Hereditary cerebral hemorrhage with amyloidosis - Dutch type is an autosomal dominant neurological disorder characterized by recurrent hemorrhagic strokes and dementia. The condition is caused by the deposition of an amyloid-beta precursor protein in the central blood vessels and plaques in the brain.[3] This condition was named for the families in two coastal villages in the Netherlands who were first documented with the condition.[4] 
Last updated: 2/5/2009

What symptoms may be associated with hereditary cerebral hemorrhage with amyloidosis - Dutch type?

Approximately 87% of individuals with hereditary cerebral hemorrhage with amyloidosis - Dutch type have intracranial hemorrhage (bleeding in the brain) and 13% have infarcts (stroke).[2] The first stroke usually occurs between the ages of 45 and 65 years, and is not caused by hypertension or hemorrhagic diathesis (bleeding tendency).[5] Nausea, vomiting, progressive headache, focal neurological signs (double or decreased vision, speech difficulties, confusion, delirium, weakness or paralysis, sensation changes or loss of sensation, progressive intellectual deterioration and memory disturbance) and impairment of consciousness are the most frequent signs and symptoms.[5][1][6] Psychiatric abnormalities, including dementia are also common, with some patients developing dementia without intracranial hemorrhage.[2][6]


Last updated: 2/5/2009

What causes hereditary cerebral hemorrhage with amyloidosis - Dutch type?
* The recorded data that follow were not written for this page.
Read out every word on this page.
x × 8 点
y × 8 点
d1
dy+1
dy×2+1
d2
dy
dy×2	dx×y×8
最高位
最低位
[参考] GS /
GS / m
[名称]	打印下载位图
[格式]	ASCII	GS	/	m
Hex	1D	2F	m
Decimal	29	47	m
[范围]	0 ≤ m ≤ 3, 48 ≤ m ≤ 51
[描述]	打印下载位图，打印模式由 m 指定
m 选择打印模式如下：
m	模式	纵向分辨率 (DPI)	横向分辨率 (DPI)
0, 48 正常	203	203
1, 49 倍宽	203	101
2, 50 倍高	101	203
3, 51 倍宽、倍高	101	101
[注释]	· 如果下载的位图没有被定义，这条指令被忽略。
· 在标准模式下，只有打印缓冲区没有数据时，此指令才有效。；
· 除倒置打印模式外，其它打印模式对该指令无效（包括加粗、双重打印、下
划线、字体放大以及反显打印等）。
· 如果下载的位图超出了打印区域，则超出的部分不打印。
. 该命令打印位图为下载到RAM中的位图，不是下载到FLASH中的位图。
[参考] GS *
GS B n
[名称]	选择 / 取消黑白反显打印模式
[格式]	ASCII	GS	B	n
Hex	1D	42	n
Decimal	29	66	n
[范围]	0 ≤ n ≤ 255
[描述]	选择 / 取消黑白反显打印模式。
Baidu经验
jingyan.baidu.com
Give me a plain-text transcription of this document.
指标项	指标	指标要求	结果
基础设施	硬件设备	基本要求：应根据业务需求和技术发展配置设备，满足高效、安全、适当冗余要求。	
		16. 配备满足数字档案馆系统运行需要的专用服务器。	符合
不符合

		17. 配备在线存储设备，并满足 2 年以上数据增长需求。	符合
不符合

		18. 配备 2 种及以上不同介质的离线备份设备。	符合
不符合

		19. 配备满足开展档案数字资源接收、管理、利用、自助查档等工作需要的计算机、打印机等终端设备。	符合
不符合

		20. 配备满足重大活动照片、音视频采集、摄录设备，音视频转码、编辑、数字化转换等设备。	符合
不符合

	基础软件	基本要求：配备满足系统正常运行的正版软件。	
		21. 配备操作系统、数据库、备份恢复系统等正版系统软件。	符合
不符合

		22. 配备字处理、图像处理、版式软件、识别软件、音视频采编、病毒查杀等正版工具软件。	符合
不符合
The clinical symptoms of hereditary cerebral hemorrhage with amyloidosis - Dutch type are caused by the build-up of a protein called amyloid within the arterial walls of the brain.[1][6] This protein build-up causes bleeding into the brain. The symptoms occur because bleeding in the brain harms brain tissue.[1]

Hereditary cerebral hemorrhage with amyloidosis-Dutch type is an autosomal dominant disorder with complete penetrance (all individuals who inherit the mutated gene will develop the condition). The likely genetic defect is in the amyloid protein precursor protein (APP) gene on chromosome 21.[2]


Last updated: 2/5/2009

How might hereditary cerebral hemorrhage with amyloidosis - Dutch type be treated?

There is no known effective treatment for hereditary cerebral hemorrhage with amyloidosis - Dutch type. Treatment is supportive and based on the control of symptoms. In some cases, rehabilitation is needed for weakness or clumsiness. This can include physical, occupational, or speech therapy. Occasionally, some patients are good candidates for medications that can help improve memory.[1] The management of intracranial hemorrhage (ICH) related to hereditary cerebral hemorrhage with amyloidosis - Dutch type is identical to the standard management of ICH. The main objectives include reversing anticoagulation, managing intracranial pressure, and preventing complications.[7]